殺虫剤の効かないトコジラミが近年、日本の都市部や地方の観光地で発生し問題になっているが、その「スーパートコジラミ」の秘密が明らかになった。
オーストラリア・シドニー大学の生物学者デビッド・リリー博士が、トコジラミの新種が殺虫剤を防ぐメカニズムを解明し、米の科学誌「プラスワン」(電子版)の2016年4月13日号に発表した。
1970年代に絶滅した憎いヤツが海外から復活
トコジラミは、かつては「南京虫」と呼ばれていた。体長5~8ミリの小さな昆虫だが、自分の体重の数倍もの血を10~20分もかけて人間や犬猫から吸って膨れ上がる。その姿が赤い南京豆に似ているところから名づけられた。日本では1970年代に全国的な駆除に成功し姿を消したが、グローバル化によって海外旅行から卵を持ち帰る人が増え、再び猛威をふるいはじめた。2013年の東京都保健衛生局の調査によると、都内の住宅やホテルなどの発生被害の届け出が4年間で65件から352件の5倍に急増した。

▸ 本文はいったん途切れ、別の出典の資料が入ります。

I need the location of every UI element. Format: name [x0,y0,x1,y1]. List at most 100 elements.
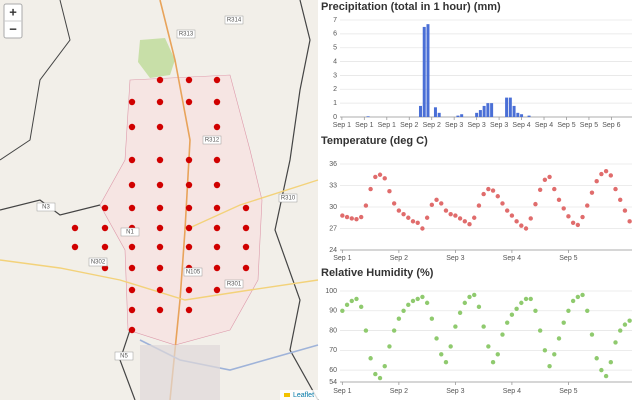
point [391,201,397,206]
point [373,174,378,180]
point [476,304,482,310]
y-tick-label: 27 [329,225,337,232]
map[interactable]: R314 R313 R312 N1 N3 R310 N105 R301 N302 N5 + − L… [0,0,319,400]
zoom-control: + − [3,3,23,39]
region [99,74,263,346]
station-marker [242,243,250,251]
y-tick-label: 100 [325,288,337,295]
point [363,328,369,333]
bar [418,105,422,117]
point [575,294,581,300]
zoom-in-button[interactable]: + [9,4,17,19]
x-tick-label: Sep 3 [445,122,463,129]
y-tick-label: 30 [329,204,337,211]
y-tick-label: 54 [329,379,337,386]
bar [520,114,524,117]
point [358,214,364,220]
point [528,216,533,221]
station-marker [101,224,109,232]
point [500,201,505,206]
x-tick-label: Sep 4 [503,255,521,262]
point [457,216,463,221]
point [599,171,604,177]
point [443,208,449,213]
x-tick-label: Sep 3 [446,255,464,262]
point [618,328,623,333]
x-tick-label: Sep 3 [446,388,464,395]
bar [478,110,482,117]
x-tick-label: Sep 5 [559,388,577,395]
point [377,375,383,381]
point [481,191,486,197]
zoom-out-button[interactable]: − [9,21,17,36]
station-marker [213,181,221,189]
y-tick-label: 4 [333,58,337,65]
station-marker [213,264,221,272]
bar [422,26,426,117]
point [382,363,387,369]
station-marker [213,204,221,212]
point [603,168,609,174]
x-tick-label: Sep 3 [467,122,485,129]
point [401,211,406,217]
point [453,213,458,218]
station-marker [128,243,136,251]
attribution-box [280,390,318,400]
road-label-box [278,193,298,203]
station-marker [156,204,164,212]
point [504,320,510,325]
bar [516,112,520,117]
bar [460,114,464,117]
x-tick-label: Sep 2 [400,122,418,129]
y-tick-label: 1 [333,100,337,107]
point [570,298,576,304]
bar [456,115,460,117]
point [542,348,548,353]
bar [437,112,441,117]
station-marker [156,264,164,272]
point [556,197,562,203]
station-marker [156,243,164,251]
road-label-box [202,135,222,145]
road [184,179,319,231]
station-marker [156,76,164,84]
road-label: R312 [205,138,220,144]
point [622,322,628,327]
road-label: N5 [120,354,128,360]
point [547,174,552,180]
bar [527,115,531,117]
point [429,316,435,321]
point [457,310,463,315]
point [618,197,623,203]
flag-icon [284,393,290,397]
road-label: R313 [179,32,194,38]
point [561,320,566,325]
station-marker [156,98,164,106]
point [401,308,406,313]
station-marker [185,98,193,106]
point [410,219,416,224]
point [566,308,571,313]
markers [71,76,250,334]
road-label-box [36,202,56,212]
road-label: R301 [227,282,242,288]
point [472,215,477,220]
attribution-link[interactable]: Leaflet [293,392,314,399]
y-tick-label: 60 [329,367,337,374]
road-label-box [183,267,203,277]
point [580,292,585,298]
point [462,219,468,224]
x-tick-label: Sep 4 [535,122,553,129]
station-marker [185,181,193,189]
point [561,206,566,211]
point [344,214,350,220]
point [354,296,359,302]
y-tick-label: 2 [333,86,337,93]
point [613,186,618,192]
road-label: N105 [186,270,201,276]
point [340,308,345,313]
point [387,189,392,194]
point [622,208,628,213]
point [415,296,420,302]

欧米では、2010年頃から殺虫剤が効かないスーパートコジラミが出現、すさまじい勢いで被害が増えている。ニューヨーク市では年間約1万件増のペースで被害届が出され、マンハッタンの中心部でホテルやブランド品店の休業が相次いだ。ニューヨーク市の惨状を深刻に受け止め、日本でもJTB協定旅行ホテル連盟が2011年10月、会員向けに「トコジラミ駆除費用保険」を発売した。
殺虫剤の耐性を身につけるため皮が分厚く進化した
シドニー大学のリリー博士らは、これらスーパートコジラミを大量に採取し、電子顕微鏡などで詳細に体を調べ、殺虫剤が効くトコジラミと比較した。その結果、トコジラミはクチクラ(角皮)という硬い皮膚で覆われているが、スーパートコジラミの皮は特別に分厚いことがわかった。様々な殺虫剤で試すと、皮が厚い虫ほど生存率が高かった。薬への耐性を身につけるために、皮が厚く「進化」したらしいという。
リリー博士は「トコジラミが殺虫剤に対抗するために培った生物学的メカニズムを解明できれば、その防御の隙を突き止められる。その弱点が新しい対策に利用できる可能性は高いと思います」とコメントしている。
トコジラミは血を吸わなくても、低温状態だと1年以上生き延びるしぶとい相手だ。2020年の東京五輪は、「おもてなし」の裏側で、この手ごわい相手との熱いバトルが繰り広げられそうだ。